Last week, union leaders from 60 unions affiliated to the National Trades Union Congress (NTUC) huddled to draw up a new four-year plan and elect a new leadership team to implement it.
The impact of a new plan and leadership will be felt well outside union circles in at least three ways.
First, top union leaders shape politics and policies. A newly elected 21-member central committee headed by former Nominated Member of Parliament Mary Liew is now in charge and it has nine new faces. The political clout of union leaders stems from NTUC's longstanding symbiotic relationship with the People's Action Party (PAP). NTUC secretary-general Chan Chun Sing is a Cabinet minister and PAP stalwart.

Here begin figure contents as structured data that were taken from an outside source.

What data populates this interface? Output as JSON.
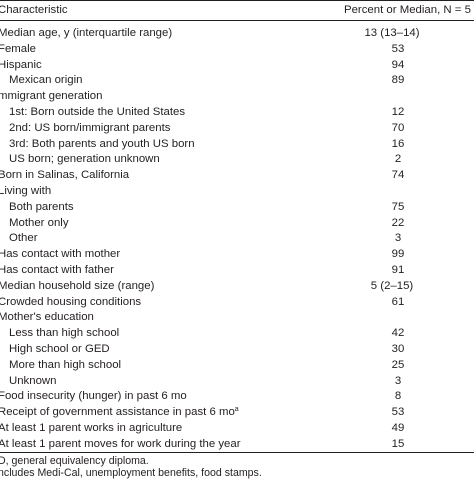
{
  "table": {
    "header": {
      "characteristic": "Characteristic",
      "value": "Percent or Median, N = 5"
    },
    "rows": [
      {
        "label": "Median age, y (interquartile range)",
        "value": "13 (13–14)",
        "indent": false
      },
      {
        "label": "Female",
        "value": "53",
        "indent": false
      },
      {
        "label": "Hispanic",
        "value": "94",
        "indent": false
      },
      {
        "label": "Mexican origin",
        "value": "89",
        "indent": true
      },
      {
        "label": "mmigrant generation",
        "value": "",
        "indent": false
      },
      {
        "label": "1st: Born outside the United States",
        "value": "12",
        "indent": true
      },
      {
        "label": "2nd: US born/immigrant parents",
        "value": "70",
        "indent": true
      },
      {
        "label": "3rd: Both parents and youth US born",
        "value": "16",
        "indent": true
      },
      {
        "label": "US born; generation unknown",
        "value": "2",
        "indent": true
      },
      {
        "label": "Born in Salinas, California",
        "value": "74",
        "indent": false
      },
      {
        "label": "Living with",
        "value": "",
        "indent": false
      },
      {
        "label": "Both parents",
        "value": "75",
        "indent": true
      },
      {
        "label": "Mother only",
        "value": "22",
        "indent": true
      },
      {
        "label": "Other",
        "value": "3",
        "indent": true
      },
      {
        "label": "Has contact with mother",
        "value": "99",
        "indent": false
      },
      {
        "label": "Has contact with father",
        "value": "91",
        "indent": false
      },
      {
        "label": "Median household size (range)",
        "value": "5 (2–15)",
        "indent": false
      },
      {
        "label": "Crowded housing conditions",
        "value": "61",
        "indent": false
      },
      {
        "label": "Mother's education",
        "value": "",
        "indent": false
      },
      {
        "label": "Less than high school",
        "value": "42",
        "indent": true
      },
      {
        "label": "High school or GED",
        "value": "30",
        "indent": true
      },
      {
        "label": "More than high school",
        "value": "25",
        "indent": true
      },
      {
        "label": "Unknown",
        "value": "3",
        "indent": true
      },
      {
        "label": "Food insecurity (hunger) in past 6 mo",
        "value": "8",
        "indent": false
      },
      {
        "label": "Receipt of government assistance in past 6 mo",
        "sup": "a",
        "value": "53",
        "indent": false
      },
      {
        "label": "At least 1 parent works in agriculture",
        "value": "49",
        "indent": false
      },
      {
        "label": "At least 1 parent moves for work during the year",
        "value": "15",
        "indent": false
      }
    ]
  },
  "footnotes": {
    "line1": "D, general equivalency diploma.",
    "line2": "ncludes Medi-Cal, unemployment benefits, food stamps."
  }
}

Just for some perspective - if NTUC were a political party, it would overshadow even the Workers' Party in Parliament. It has six elected labour MPs in the House - as many as the WP - and it can count on alumni members such as House Speaker Halimah Yacob, Manpower Minister Lim Swee Say and Acting Education Minister (Higher Education and Skills) Ong Ye Kung, who were former top union leaders.

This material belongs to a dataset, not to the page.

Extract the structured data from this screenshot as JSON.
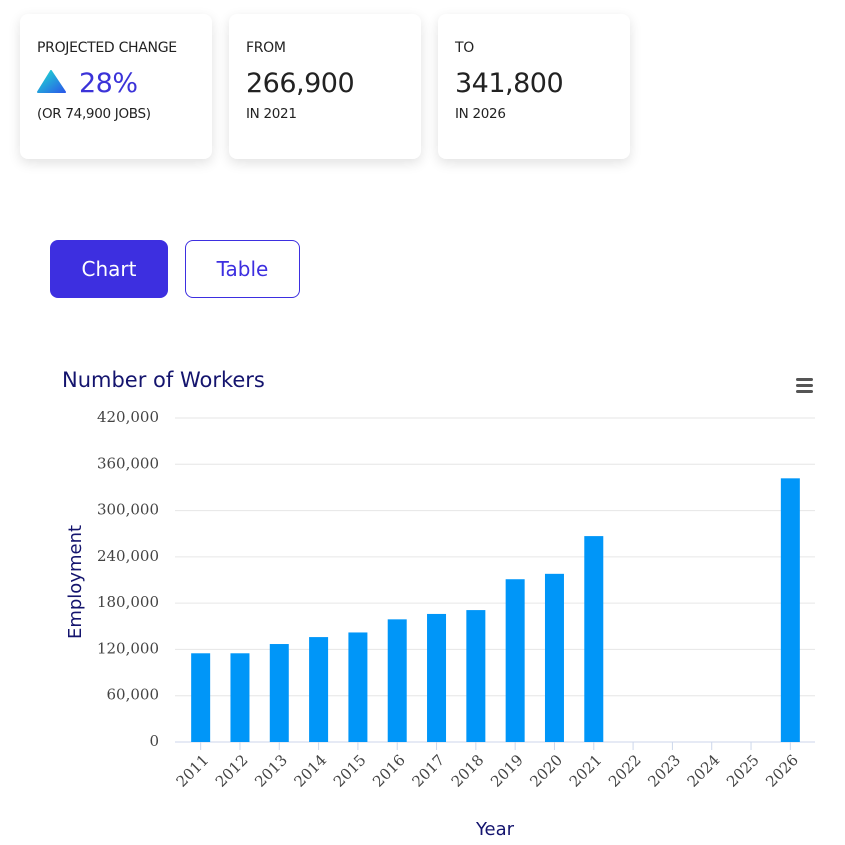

Second, the NTUC can easily flex its muscles by mobilising its ranks. NTUC has 888,000 members, up from 500,000 in 2007. While unions worldwide have falling membership, unions here have made themselves relevant to workers.
Third, NTUC's new plans will boost existing government programmes like SkillsFuture. It has identified 12 areas that it wants to work on. There are the usual areas like maintaining the tripartite relationship between unions, employers and the Government, and nurturing younger union leaders.
The most impactful plans are those that affect workers and the public directly, like helping workers gain relevant skills and giving more protection to freelance workers.
With the new plan and leadership in place, NTUC will continue to make its presence felt in Parliament, in the manpower sector and in workers' lives.